Fasting plasma glucose, insulin, total cholesterol, HDL-cholesterol, LDL- cholesterol and triglycerides levels were assessed at baseline, and at three- and six-month follow-up. A surrogate of insulin resistance, the Homeostatic Model Assessment (HOMA-IR) was calculated at baseline, at three and six months .
Blind investigators applied the following instruments to participants of the trial at baseline and three-month follow up: the Positive and Negative Syndrome Scale (PANSS)  to evaluate the severity of the disease, the Calgary Depression Scale  to assess depression, Clinical Global Impression – Severity Scale (CGI-S)  and Clinical Global Impression- Improvement Scale (CGI-I)  to assess clinical global impression. Global functioning was evaluated by Global Assessment of Functioning (GAF) , and independent living skills by Independent Living Skills Survey- patient version (ILSS-BR/P) . Patients were asked to reply to the following self-rated scales: The World Health Organization's WHOQOL-BREF quality of life assessment- WHOQoL-BREF , Rosenberg self-esteem scale , Dietary Instrument for Nutrition Education (DINE) to classify dietary fat (satured and unsatured fat) and fiber intakes , Fagerström tolerance questionnaire to evaluate tobacco dependence , and International Physical Activity Questionnaire-short version (IPAQ)  to evaluate physical activity. IPAQ short form is an instrument designed primarily for population surveillance of physical activity among adults. IPAQ classifies physical activity into three categories: walking, moderate and vigorous activity.

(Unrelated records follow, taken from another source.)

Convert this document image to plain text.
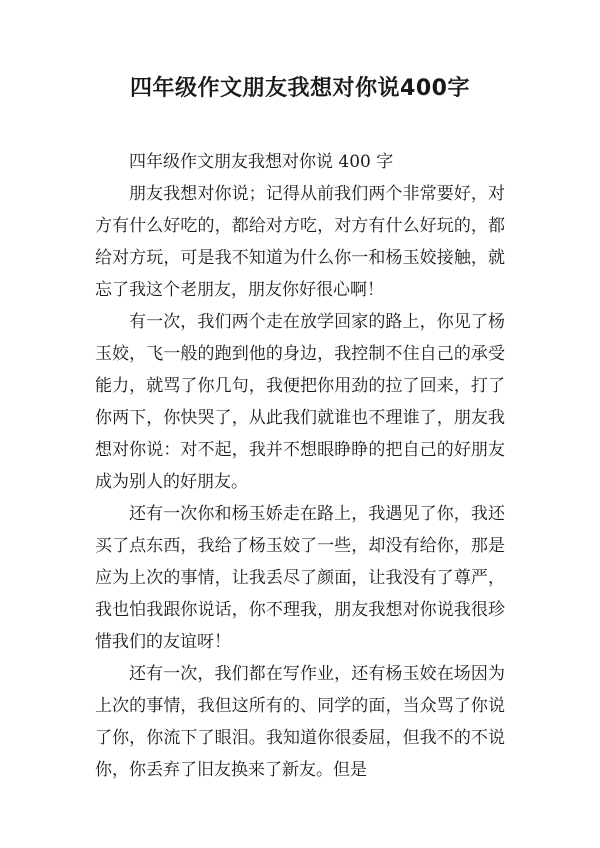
四年级作文朋友我想对你说400字

四年级作文朋友我想对你说 400 字

朋友我想对你说；记得从前我们两个非常要好，对方有什么好吃的，都给对方吃，对方有什么好玩的，都给对方玩，可是我不知道为什么你一和杨玉姣接触，就忘了我这个老朋友，朋友你好很心啊！

有一次，我们两个走在放学回家的路上，你见了杨玉姣，飞一般的跑到他的身边，我控制不住自己的承受能力，就骂了你几句，我便把你用劲的拉了回来，打了你两下，你快哭了，从此我们就谁也不理谁了，朋友我想对你说：对不起，我并不想眼睁睁的把自己的好朋友成为别人的好朋友。

还有一次你和杨玉娇走在路上，我遇见了你，我还买了点东西，我给了杨玉姣了一些，却没有给你，那是应为上次的事情，让我丢尽了颜面，让我没有了尊严，我也怕我跟你说话，你不理我，朋友我想对你说我很珍惜我们的友谊呀！

还有一次，我们都在写作业，还有杨玉姣在场因为上次的事情，我但这所有的、同学的面，当众骂了你说了你，你流下了眼泪。我知道你很委屈，但我不的不说你，你丢弃了旧友换来了新友。但是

Patients were evaluated at five moments during the study: baseline (physical examination, blood tests and scales), at one-month and two-month follow up (weight and BMI), at three-month follow up (physical examination, blood tests and scales), and at six-month follow up (physical examination and blood tests). No inputs about lifestyle were given after the 12-week program.
The sample size was estimated based in an open pilot study with 48 patients, where it was showed a weight difference of -1 kg (weight loss) and a standard deviation of 2 after three months. Taking into account a 35% of drop-outs (α=0.05, power 0.8), the expected number in each group was found to be 90 patients.
All randomized subjects were included in the initial analysis. Weight and BMI changes were defined as main outcomes. Two-sided t-tests and chi-square tests were used to analyze the differences between the groups at baseline and during follow-up.
ANOVA with repeated measures was used to compare the intervention versus standard care groups over time. We describe two types of p value, one that represents difference over time and the other that represents interaction between groups. Analyses of the main outcomes were based on the intention-to-treat analysis, with the Last Observation Carried Forward (LOCF) using weight and BMI measures of the last assessment available. An alpha level of .05 was set for all statistical tests. Data was analyzed using Statistical Package for Social Sciences, version 15 (SPSS Inc, Chicago, Illinois).